= SA Bus and Taxi Association v Cape of Good Hope Bank =

In SA Bus and Taxi Association v Cape of Good Hope Bank 1987 (4) SA 315 (C), an important case in the South African law of lease, the applicant had expressed interest in hiring certain business premises owned by the respondent, to which it had been introduced by the respondent's agents, DRE. As a consequence, DRE forwarded to the applicant's head office a memorandum of agreement of lease for signature, accompanied by a letter dated September 18, in which the applicant was requested to return the memorandum, duly signed, as soon as possible, together with a cheque for the first month's rental, deposit and incidental charges.

==History==
The lease was to commence on October 1, 1986. In terms of clause 3 of the memorandum, rental was payable in advance on the first day of each month, failing which the lessor was entitled summarily to cancel the lease. On October 8, the applicant sent a letter to DRE enclosing a cheque for the amount requested and advising DRE that the memorandum would be signed and returned after its executive meeting, which would be held at the end of October. The respondent deposited the cheque.

The memorandum was signed on November 4, and was returned, together with a cheque for November rental, to DRE. That cheque was not deposited. Instead, it was returned to the applicant, together with a cheque for the amount previously tendered and deposited. The applicant was informed in writing that the respondent had not regarded itself as having concluded an agreement of lease with it.

==Details of the case==
The applicant applied for an interdict to prevent the respondent from leasing the premises to any other person on the grounds that a valid lease agreement had been concluded and had not been validly cancelled, and for a mandamus directing the respondent to allow the applicant free and undisturbed access to the premises.

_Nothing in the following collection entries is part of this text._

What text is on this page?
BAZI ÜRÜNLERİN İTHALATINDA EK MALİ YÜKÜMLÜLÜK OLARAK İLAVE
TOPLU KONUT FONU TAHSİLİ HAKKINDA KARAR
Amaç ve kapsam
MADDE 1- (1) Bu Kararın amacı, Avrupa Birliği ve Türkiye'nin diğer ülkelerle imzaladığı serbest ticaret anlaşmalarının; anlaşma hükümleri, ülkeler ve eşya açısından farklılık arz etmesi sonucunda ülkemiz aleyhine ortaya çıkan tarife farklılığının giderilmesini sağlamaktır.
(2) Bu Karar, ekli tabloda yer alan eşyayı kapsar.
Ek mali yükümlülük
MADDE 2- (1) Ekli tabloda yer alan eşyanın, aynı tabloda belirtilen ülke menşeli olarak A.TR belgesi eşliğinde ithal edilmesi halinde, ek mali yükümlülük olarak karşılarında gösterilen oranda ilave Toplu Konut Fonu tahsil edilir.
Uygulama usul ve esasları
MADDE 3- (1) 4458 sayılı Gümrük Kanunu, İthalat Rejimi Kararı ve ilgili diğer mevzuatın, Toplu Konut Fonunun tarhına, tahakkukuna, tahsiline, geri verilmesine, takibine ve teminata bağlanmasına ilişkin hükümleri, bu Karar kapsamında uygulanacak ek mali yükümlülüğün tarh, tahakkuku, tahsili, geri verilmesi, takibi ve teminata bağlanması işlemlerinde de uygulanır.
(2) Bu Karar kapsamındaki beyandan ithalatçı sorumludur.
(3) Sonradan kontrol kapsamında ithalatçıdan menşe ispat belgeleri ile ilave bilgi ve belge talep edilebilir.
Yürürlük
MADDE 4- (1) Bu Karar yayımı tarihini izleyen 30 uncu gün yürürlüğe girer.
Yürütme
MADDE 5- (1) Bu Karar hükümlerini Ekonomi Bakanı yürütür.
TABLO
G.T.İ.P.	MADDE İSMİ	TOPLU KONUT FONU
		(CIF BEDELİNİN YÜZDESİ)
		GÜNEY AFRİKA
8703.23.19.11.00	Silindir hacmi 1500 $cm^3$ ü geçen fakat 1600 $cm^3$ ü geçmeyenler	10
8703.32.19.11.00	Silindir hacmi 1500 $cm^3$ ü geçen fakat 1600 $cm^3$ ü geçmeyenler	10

The applicant alleged that the respondent's conduct had been motivated by racism, which the respondent strenuously denied. It contended that no agreement had been concluded: DRE's letter to the applicant, enclosing the memorandum, had been no more than an invitation to the applicant to submit an offer to lease the respondent's premises, which the applicant had done by signing the memorandum. That offer the respondent had not accepted. It submitted, in the alternative, that, if a valid agreement had been concluded (which was not conceded), it had justifiably cancelled that agreement due to non-payment of rental for October and November by the due date, being the first day of the month.

The court held, as to the issue of whether or not a valid agreement of lease had been concluded, that an examination of the letter written to the applicant by DRE on September 18, and the applicant's reply thereto, dated 8 October, made it clear that the parties had reached consensus on the essentials of the lease: Once the applicant had accepted the terms and conditions contained in the memorandum attached to DRE's letter (which it had, by sending its cheque for the first month's rental, deposit and other charges), a binding agreement would have been concluded between the parties.

The court held that the argument that the memorandum of agreement had to be signed, at least by the applicant, if not by both parties, before a contract of lease came into existence, could not be upheld. There had been nothing in DRE's letter of September 18 to indicate that signature of the memorandum was a precondition for the existence of a legally valid contract. The fact that the respondent had accepted and deposited the applicant's cheque was yet another indication that a lease had come into existence. The respondent, then, had failed to discharge the onus of proving that signature by the parties to the memorandum had been an essential prerequisite to a binding lease.

As to the question of whether or not the lease had been validly cancelled, the court held that the agreement had not provided for any days of grace for the payment of rent. The respondent had thus been entitled to terminate the lease when the applicant had submitted payment for November after November 1. The applicant, therefore, had no right to occupy the premises and no right to restrain the respondent from leasing them to other persons.